Wednesday, August 13, 2014

Proposed 105-mile pipeline would bring more shale gas to region




A consortium of New Jersey and Pennsylvania utilities wants to develop a 105-mile pipeline to deliver low-cost Marcellus Shale natural gas to East Coast customers, easing bottlenecks that caused price spikes last winter.


The PennEast Pipeline Company L.L.C. on Tuesday announced plans to build a $1 billion, 30-inch-diameter pipeline from Luzerne County to the Trenton area. Utilities and customers in Pennsylvania and South Jersey would be the beneficiaries.

UGI Energy Services, a subsidiary of UGI Corp., of Valley Forge, would build and operate the interstate pipeline. UGI's gas utilities serve 45 Pennsylvania counties, including outlying portions of Bucks, Montgomery and Chester Counties.

Affiliates of South Jersey Gas, New Jersey Natural Gas, and Elizabethtown Gas in New Jersey are also investors in the project.

"This project serves to meet that growing demand in the mid-Atlantic marketplace, while providing greater system resiliency and reliability for local utilities," John Walsh, UGI's chief executive, said in a statement.

Planning and regulatory approvals are expected to take more than two years. Construction would begin in 2017.

Business leaders hailed the plan as a boost to Pennsylvania's natural gas industry. PennEast said the project would employ 2,000 people during construction.

The pipeline is the latest effort to build out infrastructure to deliver gas from the shale region to customers. The gas price in the Marcellus typically trades at a discount to national markets because of pipeline constraints.

But the pipelines increasingly have attracted opposition from adjoining landowners, anti-drilling groups, and climate-change activists. The New Jersey Sierra Club and the Delaware Riverkeeper Network denounced the PennEast project Tuesday.

"The latest pipeline pronouncement will, as with all pipelines, cut a damaging path through public and private lands for the private profits of industry," said Maya van Rossum, head of the Delaware Riverkeeper Network, which has challenged several similar ventures.

The lack of pipeline capacity in the region hit home dramatically this past winter when gas prices in coastal centers such as Philadelphia spiked sharply even though there was plenty of fuel in the shale region.
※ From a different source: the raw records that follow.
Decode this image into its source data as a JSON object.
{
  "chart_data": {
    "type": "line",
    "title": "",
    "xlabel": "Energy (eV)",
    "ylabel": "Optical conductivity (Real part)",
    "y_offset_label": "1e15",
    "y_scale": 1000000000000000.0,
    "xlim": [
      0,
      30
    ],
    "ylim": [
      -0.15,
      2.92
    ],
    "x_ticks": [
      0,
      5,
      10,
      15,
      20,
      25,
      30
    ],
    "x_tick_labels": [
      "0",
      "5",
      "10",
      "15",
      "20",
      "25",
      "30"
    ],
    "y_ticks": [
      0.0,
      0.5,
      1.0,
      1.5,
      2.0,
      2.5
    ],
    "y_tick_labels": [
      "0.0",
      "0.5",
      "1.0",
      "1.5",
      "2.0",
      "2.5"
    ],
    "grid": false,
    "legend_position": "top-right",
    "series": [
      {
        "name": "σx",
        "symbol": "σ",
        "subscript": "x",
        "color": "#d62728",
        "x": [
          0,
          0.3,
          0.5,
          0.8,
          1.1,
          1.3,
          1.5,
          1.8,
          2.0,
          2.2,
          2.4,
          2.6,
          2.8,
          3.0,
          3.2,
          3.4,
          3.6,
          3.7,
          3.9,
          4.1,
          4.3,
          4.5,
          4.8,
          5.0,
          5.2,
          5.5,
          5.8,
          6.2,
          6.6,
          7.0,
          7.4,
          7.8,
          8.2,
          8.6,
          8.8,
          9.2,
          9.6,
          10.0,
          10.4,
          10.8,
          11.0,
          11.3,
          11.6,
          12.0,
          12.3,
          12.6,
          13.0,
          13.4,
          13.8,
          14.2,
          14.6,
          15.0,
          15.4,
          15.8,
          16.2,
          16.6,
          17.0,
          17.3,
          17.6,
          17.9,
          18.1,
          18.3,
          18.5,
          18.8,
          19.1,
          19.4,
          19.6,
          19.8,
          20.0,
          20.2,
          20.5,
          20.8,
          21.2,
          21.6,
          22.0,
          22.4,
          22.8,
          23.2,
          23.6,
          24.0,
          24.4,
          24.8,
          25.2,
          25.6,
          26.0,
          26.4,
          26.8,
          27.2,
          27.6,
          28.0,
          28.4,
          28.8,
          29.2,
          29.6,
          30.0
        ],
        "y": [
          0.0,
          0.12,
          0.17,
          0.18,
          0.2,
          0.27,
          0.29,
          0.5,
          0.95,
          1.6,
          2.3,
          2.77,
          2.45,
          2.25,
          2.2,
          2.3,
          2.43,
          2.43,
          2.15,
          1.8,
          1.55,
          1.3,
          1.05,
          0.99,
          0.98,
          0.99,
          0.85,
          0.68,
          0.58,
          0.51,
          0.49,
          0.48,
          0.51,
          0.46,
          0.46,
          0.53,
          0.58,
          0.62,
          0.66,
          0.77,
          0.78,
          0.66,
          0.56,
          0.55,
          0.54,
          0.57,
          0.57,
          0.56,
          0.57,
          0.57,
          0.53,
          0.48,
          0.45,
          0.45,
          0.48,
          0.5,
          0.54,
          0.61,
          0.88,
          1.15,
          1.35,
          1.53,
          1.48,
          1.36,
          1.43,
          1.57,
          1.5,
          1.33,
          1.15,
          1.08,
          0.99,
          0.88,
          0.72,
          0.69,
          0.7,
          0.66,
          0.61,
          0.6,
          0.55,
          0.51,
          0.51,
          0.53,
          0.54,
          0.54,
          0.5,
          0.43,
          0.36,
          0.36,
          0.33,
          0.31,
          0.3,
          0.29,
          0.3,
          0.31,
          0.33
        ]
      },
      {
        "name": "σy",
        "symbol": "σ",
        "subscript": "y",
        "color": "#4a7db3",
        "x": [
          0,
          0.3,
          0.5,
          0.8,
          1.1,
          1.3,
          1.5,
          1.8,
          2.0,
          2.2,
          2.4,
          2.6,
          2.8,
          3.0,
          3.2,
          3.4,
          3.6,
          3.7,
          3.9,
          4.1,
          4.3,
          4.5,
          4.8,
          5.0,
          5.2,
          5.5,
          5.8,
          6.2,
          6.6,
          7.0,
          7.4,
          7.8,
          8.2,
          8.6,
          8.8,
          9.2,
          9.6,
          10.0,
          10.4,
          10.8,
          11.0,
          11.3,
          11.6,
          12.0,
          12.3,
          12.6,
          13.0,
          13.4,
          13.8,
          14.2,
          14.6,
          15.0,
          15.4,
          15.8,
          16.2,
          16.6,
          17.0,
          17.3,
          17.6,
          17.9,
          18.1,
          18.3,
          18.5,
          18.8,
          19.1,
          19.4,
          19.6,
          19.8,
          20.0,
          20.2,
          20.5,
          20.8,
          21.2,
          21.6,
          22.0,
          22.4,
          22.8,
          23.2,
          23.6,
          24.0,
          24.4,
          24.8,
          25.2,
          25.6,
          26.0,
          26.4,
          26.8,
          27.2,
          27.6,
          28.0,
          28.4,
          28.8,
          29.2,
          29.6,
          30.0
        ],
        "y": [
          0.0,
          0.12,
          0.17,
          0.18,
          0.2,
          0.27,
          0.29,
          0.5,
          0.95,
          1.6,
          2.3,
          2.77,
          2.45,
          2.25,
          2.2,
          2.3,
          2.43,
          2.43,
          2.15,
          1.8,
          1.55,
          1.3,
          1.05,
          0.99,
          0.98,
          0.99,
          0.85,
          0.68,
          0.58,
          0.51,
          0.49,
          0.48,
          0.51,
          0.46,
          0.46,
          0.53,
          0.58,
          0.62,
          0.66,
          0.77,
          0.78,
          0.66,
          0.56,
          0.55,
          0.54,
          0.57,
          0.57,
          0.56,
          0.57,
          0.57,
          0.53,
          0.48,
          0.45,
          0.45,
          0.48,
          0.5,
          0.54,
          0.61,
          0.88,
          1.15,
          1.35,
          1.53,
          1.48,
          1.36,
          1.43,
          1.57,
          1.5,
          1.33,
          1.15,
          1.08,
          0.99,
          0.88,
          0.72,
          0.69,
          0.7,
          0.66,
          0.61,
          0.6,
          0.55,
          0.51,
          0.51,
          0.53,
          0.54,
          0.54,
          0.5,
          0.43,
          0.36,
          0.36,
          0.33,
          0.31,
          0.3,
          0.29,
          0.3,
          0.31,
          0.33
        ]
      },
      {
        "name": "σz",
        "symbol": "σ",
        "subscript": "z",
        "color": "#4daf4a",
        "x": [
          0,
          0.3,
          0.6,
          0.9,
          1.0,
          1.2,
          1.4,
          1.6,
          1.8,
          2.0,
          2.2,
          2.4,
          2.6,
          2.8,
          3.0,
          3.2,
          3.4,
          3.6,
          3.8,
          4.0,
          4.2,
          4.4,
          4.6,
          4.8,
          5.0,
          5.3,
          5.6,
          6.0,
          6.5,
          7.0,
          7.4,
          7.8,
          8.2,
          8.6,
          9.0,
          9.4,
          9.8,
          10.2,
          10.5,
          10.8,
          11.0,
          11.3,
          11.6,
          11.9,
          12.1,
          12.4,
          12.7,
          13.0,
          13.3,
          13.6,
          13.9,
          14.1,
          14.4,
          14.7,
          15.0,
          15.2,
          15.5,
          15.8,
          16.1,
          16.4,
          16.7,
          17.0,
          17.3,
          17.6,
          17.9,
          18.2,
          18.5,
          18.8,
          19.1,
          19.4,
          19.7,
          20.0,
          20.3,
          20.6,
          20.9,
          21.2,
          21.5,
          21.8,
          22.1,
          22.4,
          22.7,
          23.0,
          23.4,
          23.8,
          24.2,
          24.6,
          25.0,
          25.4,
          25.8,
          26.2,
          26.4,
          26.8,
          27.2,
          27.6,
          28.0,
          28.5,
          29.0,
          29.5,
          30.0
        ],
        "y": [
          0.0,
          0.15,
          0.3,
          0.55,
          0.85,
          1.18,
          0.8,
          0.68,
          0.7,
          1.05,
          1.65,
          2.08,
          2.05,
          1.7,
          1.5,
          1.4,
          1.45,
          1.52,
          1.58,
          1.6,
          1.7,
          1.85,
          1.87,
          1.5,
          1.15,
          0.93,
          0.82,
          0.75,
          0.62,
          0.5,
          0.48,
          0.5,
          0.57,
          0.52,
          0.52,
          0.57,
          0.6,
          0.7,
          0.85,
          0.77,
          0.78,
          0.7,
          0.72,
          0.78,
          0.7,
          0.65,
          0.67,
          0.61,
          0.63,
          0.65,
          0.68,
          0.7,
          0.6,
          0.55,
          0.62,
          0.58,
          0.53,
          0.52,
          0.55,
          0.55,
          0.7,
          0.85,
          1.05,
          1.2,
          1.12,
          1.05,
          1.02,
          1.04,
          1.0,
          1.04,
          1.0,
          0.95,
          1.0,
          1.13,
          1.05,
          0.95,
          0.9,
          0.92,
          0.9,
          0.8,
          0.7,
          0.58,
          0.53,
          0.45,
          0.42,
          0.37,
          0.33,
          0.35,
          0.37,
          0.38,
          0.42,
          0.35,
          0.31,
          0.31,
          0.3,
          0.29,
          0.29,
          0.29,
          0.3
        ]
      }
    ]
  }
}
Electricity prices, which are tied to natural gas costs, shot up.

The pipeline would connect with UGI's gathering system in Luzerne County and terminate at Transcontinental Gas Pipe Line Co.'s Trenton-Woodbury Lateral in Mercer County, N.J.

The pipeline's four partners - UGI, AGL Resources, the pipeline subsidiary of New Jersey Resources, and South Jersey Industries - have committed to take about half of the pipeline's proposed daily capacity of 1 billion cubic feet (bcf) of natural gas.

PennEast on Monday announced a one-month "open season" for prospective shippers to buy the remaining capacity.

As an interstate pipeline, the PennEast project would have eminent domain rights to claim rights-of-way from landowners with which it is unable to negotiate an easement.

Northeast gas customers historically were served by long-distance pipelines from Gulf Coast gas fields. But that has changed with the dramatic growth of Appalachian shale drilling, which uses hydraulic fracturing, or fracking.

Williams Co. is currently seeking approvals for its proposed 178-mile Atlantic Sunrise Project to deliver gas from Lycoming County to southern states. Columbia Gas is expanding its pipeline in eastern Pennsylvania, including the Philadelphia suburbs.

And Sunoco Logistics Partners L.P. plans to begin shipments of natural gas liquids late this year on its 300-mile Mariner East project from western Pennsylvania to a sea terminal in Marcus Hook.